'Leave no survivors': Leaflets left on cars in Sacramento threaten Latinos, Muslims

Police in California are investigating a slew of racist leaflets left on the windshields of car in Sacramento.

According to Sacramento community activist Denise Calderon who found copies on vehicles throughout her neighborhood, the letters are intended to incite violence against the city’s Latino and Muslim communities.

“It basically gives a green light to assassinate Muslims and Latinos in our community,” Calderon said, according to the Sacramento Bee.

The letter, which was signed by a man named Greg Withrow, ends with the sentence, “If you have not secured a body dump-site, do so now! Kidnap, rob, torture for information and execute all Muslims and Latinos. Leave no survivors.”

“I've been living here six years, we have all kinds of crazy, but this is a different level of crazy,” said Calderon.

Withrow is a well-known white supremacist in California and the president of the Aryan Youth Movement–White Student Union. During the 1980s, he was slapped with a restraining order for attempting to form a chapter of the union while a student at American River College in northern Sacramento.

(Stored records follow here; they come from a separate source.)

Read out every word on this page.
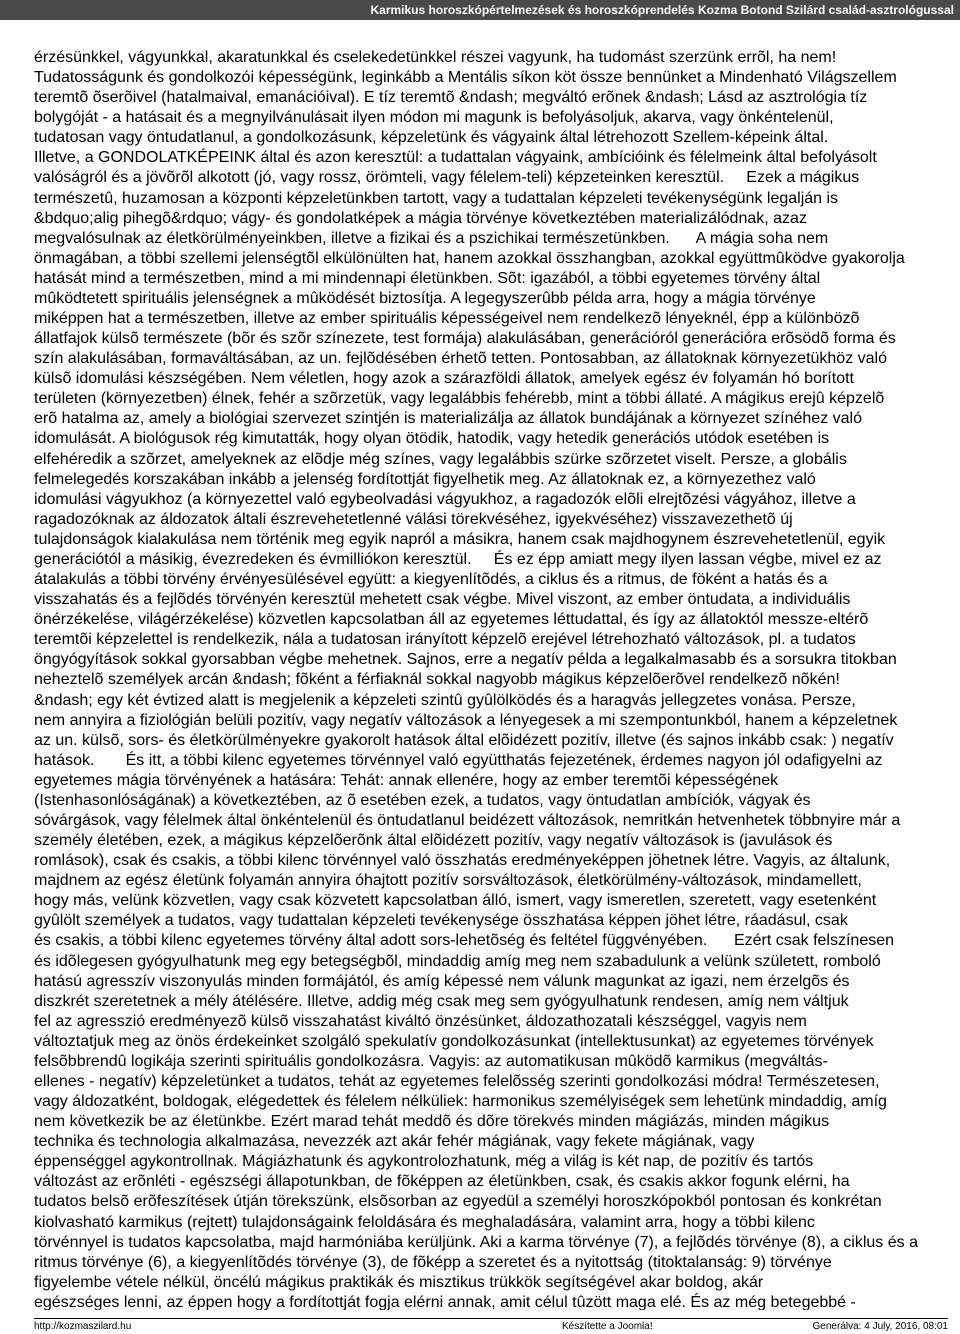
Karmikus horoszkópértelmezések és horoszkóprendelés Kozma Botond Szilárd család-asztrológussal
érzésünkkel, vágyunkkal, akaratunkkal és cselekedetünkkel részei vagyunk, ha tudomást szerzünk errõl, ha nem!
Tudatosságunk és gondolkozói képességünk, leginkább a Mentális síkon köt össze bennünket a Mindenható Világszellem
teremtõ õserõivel (hatalmaival, emanációival). E tíz teremtõ &ndash; megváltó erõnek &ndash; Lásd az asztrológia tíz
bolygóját - a hatásait és a megnyilvánulásait ilyen módon mi magunk is befolyásoljuk, akarva, vagy önkéntelenül,
tudatosan vagy öntudatlanul, a gondolkozásunk, képzeletünk és vágyaink által létrehozott Szellem-képeink által.
Illetve, a GONDOLATKÉPEINK által és azon keresztül: a tudattalan vágyaink, ambícióink és félelmeink által befolyásolt
valóságról és a jövõrõl alkotott (jó, vagy rossz, örömteli, vagy félelem-teli) képzeteinken keresztül.     Ezek a mágikus
természetû, huzamosan a központi képzeletünkben tartott, vagy a tudattalan képzeleti tevékenységünk legalján is
&bdquo;alig pihegõ&rdquo; vágy- és gondolatképek a mágia törvénye következtében materializálódnak, azaz
megvalósulnak az életkörülményeinkben, illetve a fizikai és a pszichikai természetünkben.      A mágia soha nem
önmagában, a többi szellemi jelenségtõl elkülönülten hat, hanem azokkal összhangban, azokkal együttmûködve gyakorolja
hatását mind a természetben, mind a mi mindennapi életünkben. Sõt: igazából, a többi egyetemes törvény által
mûködtetett spirituális jelenségnek a mûködését biztosítja. A legegyszerûbb példa arra, hogy a mágia törvénye
miképpen hat a természetben, illetve az ember spirituális képességeivel nem rendelkezõ lényeknél, épp a különbözõ
állatfajok külsõ természete (bõr és szõr színezete, test formája) alakulásában, generációról generációra erõsödõ forma és
szín alakulásában, formaváltásában, az un. fejlõdésében érhetõ tetten. Pontosabban, az állatoknak környezetükhöz való
külsõ idomulási készségében. Nem véletlen, hogy azok a szárazföldi állatok, amelyek egész év folyamán hó borított
területen (környezetben) élnek, fehér a szõrzetük, vagy legalábbis fehérebb, mint a többi állaté. A mágikus erejû képzelõ
erõ hatalma az, amely a biológiai szervezet szintjén is materializálja az állatok bundájának a környezet színéhez való
idomulását. A biológusok rég kimutatták, hogy olyan ötödik, hatodik, vagy hetedik generációs utódok esetében is
elfehéredik a szõrzet, amelyeknek az elõdje még színes, vagy legalábbis szürke szõrzetet viselt. Persze, a globális
felmelegedés korszakában inkább a jelenség fordítottját figyelhetik meg. Az állatoknak ez, a környezethez való
idomulási vágyukhoz (a környezettel való egybeolvadási vágyukhoz, a ragadozók elõli elrejtõzési vágyához, illetve a
ragadozóknak az áldozatok általi észrevehetetlenné válási törekvéséhez, igyekvéséhez) visszavezethetõ új
tulajdonságok kialakulása nem történik meg egyik napról a másikra, hanem csak majdhogynem észrevehetetlenül, egyik
generációtól a másikig, évezredeken és évmilliókon keresztül.     És ez épp amiatt megy ilyen lassan végbe, mivel ez az
átalakulás a többi törvény érvényesülésével együtt: a kiegyenlítõdés, a ciklus és a ritmus, de föként a hatás és a
visszahatás és a fejlõdés törvényén keresztül mehetett csak végbe. Mivel viszont, az ember öntudata, a individuális
önérzékelése, világérzékelése) közvetlen kapcsolatban áll az egyetemes léttudattal, és így az állatoktól messze-eltérõ
teremtõi képzelettel is rendelkezik, nála a tudatosan irányított képzelõ erejével létrehozható változások, pl. a tudatos
öngyógyítások sokkal gyorsabban végbe mehetnek. Sajnos, erre a negatív példa a legalkalmasabb és a sorsukra titokban
neheztelõ személyek arcán &ndash; fõként a férfiaknál sokkal nagyobb mágikus képzelõerõvel rendelkezõ nõkén!
&ndash; egy két évtized alatt is megjelenik a képzeleti szintû gyûlölködés és a haragvás jellegzetes vonása. Persze,
nem annyira a fiziológián belüli pozitív, vagy negatív változások a lényegesek a mi szempontunkból, hanem a képzeletnek
az un. külsõ, sors- és életkörülményekre gyakorolt hatások által elõidézett pozitív, illetve (és sajnos inkább csak: ) negatív
hatások.       És itt, a többi kilenc egyetemes törvénnyel való együtthatás fejezetének, érdemes nagyon jól odafigyelni az
egyetemes mágia törvényének a hatására: Tehát: annak ellenére, hogy az ember teremtõi képességének
(Istenhasonlóságának) a következtében, az õ esetében ezek, a tudatos, vagy öntudatlan ambíciók, vágyak és
sóvárgások, vagy félelmek által önkéntelenül és öntudatlanul beidézett változások, nemritkán hetvenhetek többnyire már a
személy életében, ezek, a mágikus képzelõerõnk által elõidézett pozitív, vagy negatív változások is (javulások és
romlások), csak és csakis, a többi kilenc törvénnyel való összhatás eredményeképpen jöhetnek létre. Vagyis, az általunk,
majdnem az egész életünk folyamán annyira óhajtott pozitív sorsváltozások, életkörülmény-változások, mindamellett,
hogy más, velünk közvetlen, vagy csak közvetett kapcsolatban álló, ismert, vagy ismeretlen, szeretett, vagy esetenként
gyûlölt személyek a tudatos, vagy tudattalan képzeleti tevékenysége összhatása képpen jöhet létre, ráadásul, csak
és csakis, a többi kilenc egyetemes törvény által adott sors-lehetõség és feltétel függvényében.      Ezért csak felszínesen
és idõlegesen gyógyulhatunk meg egy betegségbõl, mindaddig amíg meg nem szabadulunk a velünk született, romboló
hatású agresszív viszonyulás minden formájától, és amíg képessé nem válunk magunkat az igazi, nem érzelgõs és
diszkrét szeretetnek a mély átélésére. Illetve, addig még csak meg sem gyógyulhatunk rendesen, amíg nem váltjuk
fel az agresszió eredményezõ külsõ visszahatást kiváltó önzésünket, áldozathozatali készséggel, vagyis nem
változtatjuk meg az önös érdekeinket szolgáló spekulatív gondolkozásunkat (intellektusunkat) az egyetemes törvények
felsõbbrendû logikája szerinti spirituális gondolkozásra. Vagyis: az automatikusan mûködõ karmikus (megváltás-
ellenes - negatív) képzeletünket a tudatos, tehát az egyetemes felelõsség szerinti gondolkozási módra! Természetesen,
vagy áldozatként, boldogak, elégedettek és félelem nélküliek: harmonikus személyiségek sem lehetünk mindaddig, amíg
nem következik be az életünkbe. Ezért marad tehát meddõ és dõre törekvés minden mágiázás, minden mágikus
technika és technologia alkalmazása, nevezzék azt akár fehér mágiának, vagy fekete mágiának, vagy
éppenséggel agykontrollnak. Mágiázhatunk és agykontrolozhatunk, még a világ is két nap, de pozitív és tartós
változást az erõnléti - egészségi állapotunkban, de fõképpen az életünkben, csak, és csakis akkor fogunk elérni, ha
tudatos belsõ erõfeszítések útján törekszünk, elsõsorban az egyedül a személyi horoszkópokból pontosan és konkrétan
kiolvasható karmikus (rejtett) tulajdonságaink feloldására és meghaladására, valamint arra, hogy a többi kilenc
törvénnyel is tudatos kapcsolatba, majd harmóniába kerüljünk. Aki a karma törvénye (7), a fejlõdés törvénye (8), a ciklus és a
ritmus törvénye (6), a kiegyenlítõdés törvénye (3), de fõképp a szeretet és a nyitottság (titoktalanság: 9) törvénye
figyelembe vétele nélkül, öncélú mágikus praktikák és misztikus trükkök segítségével akar boldog, akár
egészséges lenni, az éppen hogy a fordítottját fogja elérni annak, amit célul tûzött maga elé. És az még betegebbé -
http://kozmaszilard.hu	Készítette a Joomla!	Generálva: 4 July, 2016, 08:01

He is also known for his opposition to the day honoring Martin Luther King Jr. and for distributing leaflets to homes in Sacramento on the holiday.

Withrow has allegedly renounced his legacy of hate, but police in Butte County linked him to hate literature distributed on doorsteps in the city of Paradise in 2005.

Sacramento police said they are unsure if Withrow is behind the leaflets, but that they are investigating all possible leads.

“The fliers contained some hateful speech and appeared to be promoting a white supremacist group,” said Sacramento police spokesman Officer Matthew McPhail.

McPhail added that the department is treating the incident “with the seriousness it obviously deserves," but added that even though the rhetoric in the leaflet is considered hate speech that seems to encourage violence, it does not necessarily constitute a hate crime.

"The first amendment does protect the right to free speech, even if that speech is deplorable or despicable,"  McPhail told Fox 40. "Part of the investigation will be trying to determine if there is some crime associated with the distribution, some sort of other act that has taken place."

While residents said they are happy to see the police taking the incident seriously, they are still concerned that the leaflets might lead to violence.

"I hope they don't wait until it [does]," said Sacramento resident Linda Contreras.